Commenting on today’s MPC decision to maintain interest rates, Tom Stevenson, investment director for personal investing at Fidelity International, said:
“Despite the Federal Reserve’s well-flagged rate hike yesterday and the promise of more rises to come, the Bank of England continues to tread carefully. The MPC voted 8-1 to keep interest rates at an all-time low of 0.25%.
“Even with inflation expected to breach the central bank’s 2% target this year and unemployment at its lowest since the 1970s, the Bank is keen to keep rates low ahead of Article 50 and two years of uncertain Brexit negotiations. The danger this presents is the Bank getting behind the curve as price pressures increase. When it comes to inflation, you can’t put the toothpaste back in the tube.

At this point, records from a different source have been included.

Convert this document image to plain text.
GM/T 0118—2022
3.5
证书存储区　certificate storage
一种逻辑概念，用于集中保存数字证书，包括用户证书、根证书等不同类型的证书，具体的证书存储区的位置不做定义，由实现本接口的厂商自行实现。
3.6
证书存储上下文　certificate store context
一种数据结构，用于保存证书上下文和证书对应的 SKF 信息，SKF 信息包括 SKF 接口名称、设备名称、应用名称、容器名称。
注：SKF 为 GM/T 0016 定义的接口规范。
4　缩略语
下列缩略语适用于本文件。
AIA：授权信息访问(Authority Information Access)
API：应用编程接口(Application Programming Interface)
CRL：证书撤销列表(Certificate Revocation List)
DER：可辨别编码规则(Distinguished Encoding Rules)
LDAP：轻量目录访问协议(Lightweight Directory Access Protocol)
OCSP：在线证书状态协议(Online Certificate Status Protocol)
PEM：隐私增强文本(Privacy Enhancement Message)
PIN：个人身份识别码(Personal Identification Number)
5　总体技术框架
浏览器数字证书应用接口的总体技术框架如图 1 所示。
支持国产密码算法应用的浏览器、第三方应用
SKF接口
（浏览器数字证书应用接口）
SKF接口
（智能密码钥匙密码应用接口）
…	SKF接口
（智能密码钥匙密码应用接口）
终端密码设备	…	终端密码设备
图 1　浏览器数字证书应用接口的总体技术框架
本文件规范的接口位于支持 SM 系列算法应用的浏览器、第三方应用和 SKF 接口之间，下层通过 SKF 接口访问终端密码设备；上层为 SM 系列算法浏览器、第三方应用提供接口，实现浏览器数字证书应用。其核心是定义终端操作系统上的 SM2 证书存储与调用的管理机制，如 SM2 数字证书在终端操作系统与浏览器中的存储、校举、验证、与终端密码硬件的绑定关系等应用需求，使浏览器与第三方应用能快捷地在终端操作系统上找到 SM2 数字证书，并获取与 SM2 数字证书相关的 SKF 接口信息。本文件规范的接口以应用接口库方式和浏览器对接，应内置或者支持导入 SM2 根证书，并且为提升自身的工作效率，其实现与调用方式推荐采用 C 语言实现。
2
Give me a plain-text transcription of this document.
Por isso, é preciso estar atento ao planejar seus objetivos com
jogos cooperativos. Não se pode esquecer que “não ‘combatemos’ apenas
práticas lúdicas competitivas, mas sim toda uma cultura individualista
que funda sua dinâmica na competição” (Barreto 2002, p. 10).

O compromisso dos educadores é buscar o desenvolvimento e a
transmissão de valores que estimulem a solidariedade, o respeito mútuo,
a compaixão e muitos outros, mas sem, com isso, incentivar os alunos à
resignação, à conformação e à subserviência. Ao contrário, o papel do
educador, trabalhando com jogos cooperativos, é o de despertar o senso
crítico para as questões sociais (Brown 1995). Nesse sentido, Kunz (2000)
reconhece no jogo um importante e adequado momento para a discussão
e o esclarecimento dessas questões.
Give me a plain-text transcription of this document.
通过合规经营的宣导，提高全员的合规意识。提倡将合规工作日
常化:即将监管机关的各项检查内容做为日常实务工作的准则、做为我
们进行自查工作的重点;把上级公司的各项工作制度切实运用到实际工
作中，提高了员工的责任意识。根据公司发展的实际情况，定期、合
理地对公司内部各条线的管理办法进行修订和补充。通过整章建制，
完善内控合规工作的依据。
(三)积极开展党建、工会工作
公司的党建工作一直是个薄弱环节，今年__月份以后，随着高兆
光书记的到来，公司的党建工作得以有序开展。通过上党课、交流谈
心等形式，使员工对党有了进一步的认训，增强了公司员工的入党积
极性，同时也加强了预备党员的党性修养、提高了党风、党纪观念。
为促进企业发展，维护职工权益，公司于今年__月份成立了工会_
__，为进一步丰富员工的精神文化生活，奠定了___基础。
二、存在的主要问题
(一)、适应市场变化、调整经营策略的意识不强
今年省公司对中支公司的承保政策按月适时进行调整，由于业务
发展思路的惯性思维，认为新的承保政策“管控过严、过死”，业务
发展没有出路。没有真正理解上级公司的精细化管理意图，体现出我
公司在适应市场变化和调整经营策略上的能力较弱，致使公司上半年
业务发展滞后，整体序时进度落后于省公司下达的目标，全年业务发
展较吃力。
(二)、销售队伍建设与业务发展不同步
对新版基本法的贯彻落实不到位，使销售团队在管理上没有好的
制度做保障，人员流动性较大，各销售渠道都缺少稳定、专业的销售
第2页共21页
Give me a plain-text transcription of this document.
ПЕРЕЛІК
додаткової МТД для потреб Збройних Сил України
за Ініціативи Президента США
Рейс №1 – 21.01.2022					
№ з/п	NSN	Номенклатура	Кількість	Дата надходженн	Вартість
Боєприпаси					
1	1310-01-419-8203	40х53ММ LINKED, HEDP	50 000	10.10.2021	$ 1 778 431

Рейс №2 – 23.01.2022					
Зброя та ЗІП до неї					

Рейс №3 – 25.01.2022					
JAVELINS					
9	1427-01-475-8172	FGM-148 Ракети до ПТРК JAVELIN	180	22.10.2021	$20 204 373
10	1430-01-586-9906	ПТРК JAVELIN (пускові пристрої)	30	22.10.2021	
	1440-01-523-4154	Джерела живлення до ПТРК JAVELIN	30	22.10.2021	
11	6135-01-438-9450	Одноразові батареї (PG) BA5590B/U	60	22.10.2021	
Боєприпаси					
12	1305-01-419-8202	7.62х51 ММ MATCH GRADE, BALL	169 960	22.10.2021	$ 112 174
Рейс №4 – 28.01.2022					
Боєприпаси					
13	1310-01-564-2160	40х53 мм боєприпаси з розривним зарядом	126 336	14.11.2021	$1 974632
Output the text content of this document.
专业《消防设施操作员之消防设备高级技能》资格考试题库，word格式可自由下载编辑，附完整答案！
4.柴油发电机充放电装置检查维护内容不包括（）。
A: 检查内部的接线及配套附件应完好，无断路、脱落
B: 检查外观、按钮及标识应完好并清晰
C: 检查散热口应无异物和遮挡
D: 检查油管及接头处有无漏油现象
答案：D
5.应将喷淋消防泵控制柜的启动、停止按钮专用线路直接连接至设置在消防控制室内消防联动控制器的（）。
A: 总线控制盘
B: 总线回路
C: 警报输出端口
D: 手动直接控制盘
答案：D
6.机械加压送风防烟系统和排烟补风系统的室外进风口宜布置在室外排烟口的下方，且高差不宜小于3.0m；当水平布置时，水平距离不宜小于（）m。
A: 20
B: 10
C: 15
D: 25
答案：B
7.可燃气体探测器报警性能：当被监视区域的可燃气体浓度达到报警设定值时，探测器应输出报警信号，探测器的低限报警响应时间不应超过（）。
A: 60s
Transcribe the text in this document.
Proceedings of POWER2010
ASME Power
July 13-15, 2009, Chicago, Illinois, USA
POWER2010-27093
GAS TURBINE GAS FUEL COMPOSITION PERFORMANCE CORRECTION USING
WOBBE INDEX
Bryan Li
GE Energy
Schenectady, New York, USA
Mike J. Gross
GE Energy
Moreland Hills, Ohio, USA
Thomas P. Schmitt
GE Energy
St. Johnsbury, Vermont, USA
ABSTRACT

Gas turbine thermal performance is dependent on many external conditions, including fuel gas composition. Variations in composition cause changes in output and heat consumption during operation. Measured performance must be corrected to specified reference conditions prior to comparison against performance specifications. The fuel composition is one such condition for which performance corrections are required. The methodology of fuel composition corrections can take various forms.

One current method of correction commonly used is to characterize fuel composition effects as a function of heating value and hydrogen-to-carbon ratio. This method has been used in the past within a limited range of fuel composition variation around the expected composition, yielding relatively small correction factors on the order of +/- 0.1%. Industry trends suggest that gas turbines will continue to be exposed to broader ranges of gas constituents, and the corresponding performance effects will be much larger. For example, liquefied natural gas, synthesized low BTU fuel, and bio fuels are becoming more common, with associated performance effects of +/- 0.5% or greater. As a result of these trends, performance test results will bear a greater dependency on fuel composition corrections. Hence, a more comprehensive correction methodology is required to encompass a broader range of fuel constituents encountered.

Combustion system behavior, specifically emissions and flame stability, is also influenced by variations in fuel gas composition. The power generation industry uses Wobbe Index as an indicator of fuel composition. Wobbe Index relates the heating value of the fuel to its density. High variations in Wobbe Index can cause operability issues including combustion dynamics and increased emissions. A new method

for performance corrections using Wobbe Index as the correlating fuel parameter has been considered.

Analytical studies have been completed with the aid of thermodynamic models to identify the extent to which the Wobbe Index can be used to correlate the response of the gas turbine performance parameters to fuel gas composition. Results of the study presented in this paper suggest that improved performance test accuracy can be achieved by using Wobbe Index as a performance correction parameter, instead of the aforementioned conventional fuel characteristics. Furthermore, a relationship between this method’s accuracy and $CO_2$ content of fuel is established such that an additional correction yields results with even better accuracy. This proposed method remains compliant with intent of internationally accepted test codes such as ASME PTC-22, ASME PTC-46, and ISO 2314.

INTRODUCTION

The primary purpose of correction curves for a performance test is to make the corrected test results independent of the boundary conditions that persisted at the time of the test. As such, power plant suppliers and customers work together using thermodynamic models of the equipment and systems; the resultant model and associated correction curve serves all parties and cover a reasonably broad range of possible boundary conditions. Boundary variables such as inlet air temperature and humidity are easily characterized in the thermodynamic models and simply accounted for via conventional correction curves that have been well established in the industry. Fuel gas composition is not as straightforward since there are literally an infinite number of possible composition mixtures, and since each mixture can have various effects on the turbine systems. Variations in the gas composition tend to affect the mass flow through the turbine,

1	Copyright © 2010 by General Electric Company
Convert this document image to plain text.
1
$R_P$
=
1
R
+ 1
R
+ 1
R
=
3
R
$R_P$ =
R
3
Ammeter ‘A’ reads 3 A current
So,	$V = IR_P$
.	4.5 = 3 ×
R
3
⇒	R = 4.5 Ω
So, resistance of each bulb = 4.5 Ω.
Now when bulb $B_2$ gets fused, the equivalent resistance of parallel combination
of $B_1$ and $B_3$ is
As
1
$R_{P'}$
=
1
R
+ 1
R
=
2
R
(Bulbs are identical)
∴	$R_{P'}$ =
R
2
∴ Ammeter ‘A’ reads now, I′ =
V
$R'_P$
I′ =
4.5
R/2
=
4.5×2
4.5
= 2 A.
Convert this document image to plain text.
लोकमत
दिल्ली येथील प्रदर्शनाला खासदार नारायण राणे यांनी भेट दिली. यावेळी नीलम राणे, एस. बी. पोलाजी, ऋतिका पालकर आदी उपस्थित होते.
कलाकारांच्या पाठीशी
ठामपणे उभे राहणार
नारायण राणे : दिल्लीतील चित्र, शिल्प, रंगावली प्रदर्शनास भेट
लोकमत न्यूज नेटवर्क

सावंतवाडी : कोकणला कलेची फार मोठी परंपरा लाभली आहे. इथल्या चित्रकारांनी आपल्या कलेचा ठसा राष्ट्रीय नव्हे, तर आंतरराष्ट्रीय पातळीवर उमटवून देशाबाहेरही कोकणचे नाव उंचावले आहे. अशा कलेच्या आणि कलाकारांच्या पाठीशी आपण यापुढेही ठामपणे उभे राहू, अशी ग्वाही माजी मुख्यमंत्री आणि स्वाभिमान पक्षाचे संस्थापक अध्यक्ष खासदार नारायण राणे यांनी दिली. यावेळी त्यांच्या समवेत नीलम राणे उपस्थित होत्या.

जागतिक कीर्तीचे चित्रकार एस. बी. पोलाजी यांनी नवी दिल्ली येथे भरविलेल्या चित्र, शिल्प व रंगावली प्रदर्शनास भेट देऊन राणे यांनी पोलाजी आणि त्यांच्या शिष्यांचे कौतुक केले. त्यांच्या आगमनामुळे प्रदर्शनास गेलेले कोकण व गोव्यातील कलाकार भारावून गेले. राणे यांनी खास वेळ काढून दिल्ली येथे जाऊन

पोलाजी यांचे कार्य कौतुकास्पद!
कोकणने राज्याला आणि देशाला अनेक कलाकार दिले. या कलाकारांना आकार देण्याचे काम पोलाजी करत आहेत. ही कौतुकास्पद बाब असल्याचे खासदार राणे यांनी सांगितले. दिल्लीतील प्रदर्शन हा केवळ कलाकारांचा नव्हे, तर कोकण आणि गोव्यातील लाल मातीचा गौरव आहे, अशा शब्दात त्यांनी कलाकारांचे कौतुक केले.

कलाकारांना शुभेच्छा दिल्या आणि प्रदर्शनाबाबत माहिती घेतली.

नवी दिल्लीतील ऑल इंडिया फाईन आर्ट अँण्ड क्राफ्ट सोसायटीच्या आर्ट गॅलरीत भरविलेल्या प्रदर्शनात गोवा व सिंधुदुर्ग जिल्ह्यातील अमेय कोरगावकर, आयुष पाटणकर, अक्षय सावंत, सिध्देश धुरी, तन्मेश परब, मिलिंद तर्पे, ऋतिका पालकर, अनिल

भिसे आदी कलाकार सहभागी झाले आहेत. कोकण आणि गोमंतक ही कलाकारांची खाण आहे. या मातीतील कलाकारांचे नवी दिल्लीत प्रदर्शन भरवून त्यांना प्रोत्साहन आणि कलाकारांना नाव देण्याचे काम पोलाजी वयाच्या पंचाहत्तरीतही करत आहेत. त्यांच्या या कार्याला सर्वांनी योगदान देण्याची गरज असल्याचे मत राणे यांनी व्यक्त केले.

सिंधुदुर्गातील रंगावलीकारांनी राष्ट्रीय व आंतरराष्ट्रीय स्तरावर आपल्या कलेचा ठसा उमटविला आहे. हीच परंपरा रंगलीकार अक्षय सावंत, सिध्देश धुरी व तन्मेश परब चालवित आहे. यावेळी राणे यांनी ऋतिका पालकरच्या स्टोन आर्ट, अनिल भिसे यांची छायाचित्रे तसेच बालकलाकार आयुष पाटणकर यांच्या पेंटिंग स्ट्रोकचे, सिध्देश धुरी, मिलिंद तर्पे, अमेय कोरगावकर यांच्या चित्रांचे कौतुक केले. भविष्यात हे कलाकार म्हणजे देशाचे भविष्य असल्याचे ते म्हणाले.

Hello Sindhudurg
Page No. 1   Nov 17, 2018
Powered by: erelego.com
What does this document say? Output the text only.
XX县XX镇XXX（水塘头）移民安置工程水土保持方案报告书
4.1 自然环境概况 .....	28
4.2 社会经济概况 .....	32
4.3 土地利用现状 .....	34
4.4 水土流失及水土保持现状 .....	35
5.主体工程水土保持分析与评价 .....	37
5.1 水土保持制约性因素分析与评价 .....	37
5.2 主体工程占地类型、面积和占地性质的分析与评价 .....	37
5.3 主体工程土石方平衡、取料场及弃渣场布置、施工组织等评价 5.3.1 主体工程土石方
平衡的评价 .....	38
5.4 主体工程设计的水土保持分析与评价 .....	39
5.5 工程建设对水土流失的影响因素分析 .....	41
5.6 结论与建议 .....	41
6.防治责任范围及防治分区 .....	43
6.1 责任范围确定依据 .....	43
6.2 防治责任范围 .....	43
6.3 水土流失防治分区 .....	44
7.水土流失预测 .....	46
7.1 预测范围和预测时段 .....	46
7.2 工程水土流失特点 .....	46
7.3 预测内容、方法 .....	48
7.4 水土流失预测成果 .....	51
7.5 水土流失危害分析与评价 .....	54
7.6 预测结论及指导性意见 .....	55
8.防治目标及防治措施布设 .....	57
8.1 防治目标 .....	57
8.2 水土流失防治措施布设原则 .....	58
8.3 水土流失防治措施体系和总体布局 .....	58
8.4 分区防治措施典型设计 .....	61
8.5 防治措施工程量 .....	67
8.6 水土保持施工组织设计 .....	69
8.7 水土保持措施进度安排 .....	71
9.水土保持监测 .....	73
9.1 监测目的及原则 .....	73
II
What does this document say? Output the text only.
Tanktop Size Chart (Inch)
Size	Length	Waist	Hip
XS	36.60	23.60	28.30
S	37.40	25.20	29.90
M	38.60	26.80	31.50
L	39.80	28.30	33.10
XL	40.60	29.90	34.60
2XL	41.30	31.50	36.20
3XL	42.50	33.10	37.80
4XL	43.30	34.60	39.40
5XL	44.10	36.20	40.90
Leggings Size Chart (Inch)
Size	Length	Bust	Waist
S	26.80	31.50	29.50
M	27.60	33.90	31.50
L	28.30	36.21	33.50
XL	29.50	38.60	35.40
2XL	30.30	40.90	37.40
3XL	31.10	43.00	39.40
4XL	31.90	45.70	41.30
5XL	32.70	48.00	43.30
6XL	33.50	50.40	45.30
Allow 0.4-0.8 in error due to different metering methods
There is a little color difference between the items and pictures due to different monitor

“In this environment of lower for longer interest rates and rising inflation, it is even more important to find alternatives to the meagre returns currently offered by cash. With global economic growth picking up, shares offer investors a much more attractive potential combination of growth and income.
“For anyone who is unsure about the benefits of investing in the stock market over stashing cash under the mattress, our calculations show if you had invested £15,000 into the FTSE All Share index 20 years ago you would now be left with £53,974. If, however, you had invested £15,000 into the average UK savings account over the same period, you would be left with a paltry £19,877. That’s a difference of over £34,000 – too big to ignore.”